The effect of N-methyl-D-aspartate and alpha-amino-3-hydroxy-5-methylisoxazole-4-propionate/kainate excitatory amino acid antagonists on systemic cocaine-induced increases in extracellular dopamine was examined. The alpha-amino-3-hydroxy-5-methylisoxazole-4-propionate/kainate receptor subtype antagonist, 6-cyano-7-nitroquinoxaline-2,3-dione (CNQX), and N-methyl-D-aspartate receptor antagonists, 2-amino-5-phosphonovalerate and dizocilpine, were infused via a microdialysis probe placed in the nucleus accumbens. The local infusion of 2-amino-5-phosphonovalerate (500 microM), dizocilpine (50 microM) and CNQX (100 microM), started 80 min before cocaine injection, significantly inhibited the cocaine-induced increase in extracellular dopamine. The CNQX blockade was dose-dependent with respect to both CNQX concentration infused and dose of cocaine administered. Simultaneous infusion of the two antagonists (500 microM 2-amino-5-phosphonovalerate and 100 microM CNQX) did not lead to further reductions in the effects of cocaine when compared to either antagonist alone. Our results suggest that both N-methyl-Daspartate and alpha-amino-3-hydroxy-5-methylisoxazole-4-propionate/kainate subtypes of excitatory amino acid antagonist receptors may contribute to the stimulatory effect of cocaine on extracellular dopamine in the nucleus accumbens.

Differences in bioavailability between cocaine and cocaethylene and their implications for drug-reward studies.

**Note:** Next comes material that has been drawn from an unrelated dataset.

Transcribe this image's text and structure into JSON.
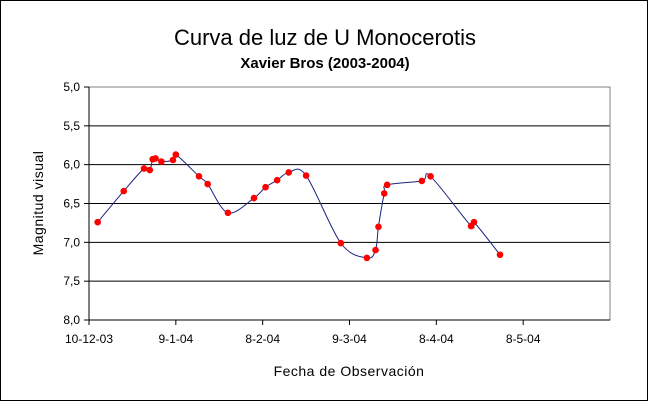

Cocaethylene, a psychoactive metabolite resulting from combined ethanol/cocaine consumption, is of interest because its psychostimulant properties may partially underlie combined cocaine/ethanol use, and because it has the potential for use as a probe of drug reward mechanisms due to its enhanced selectivity at monoamine uptake sites compared to cocaine. To determine the relative systemic bioavailabilities of cocaine and cocaethylene, sequential plasma samples were obtained from awake rats following drug administration. Following intravenous administration of 3 mumol/kg (molar equivalent of 1 mg/kg cocaine-HCl), both drugs achieved similar time courses and areas under the plasma concentration versus time curve. In contrast, intraperitoneal administration of 44 mumol/kg (molar equivalent of 15 mg/kg cocaine HCl) showed peak plasma levels, and the area under the plasma concentration vs time curve for cocaine to be approximately twice that for cocaethylene. Comparison of dose corrected areas under the curve of the two routes of administration for each drug indicated that relative systemic bioavailability of cocaethylene following intraperitoneal administration is only 58% that of cocaine. In addition, the elimination of both cocaine and cocaethylene was found to be slower following intraperitoneal administration compared to the intravenous route. The implications of these results are discussed with respect to the relative potency of these two compounds, as inferred from behavioral, drug reward, and lethality studies. Also, the differences noted will need to be taken into account when making mechanistic interpretations from comparative drug reward studies.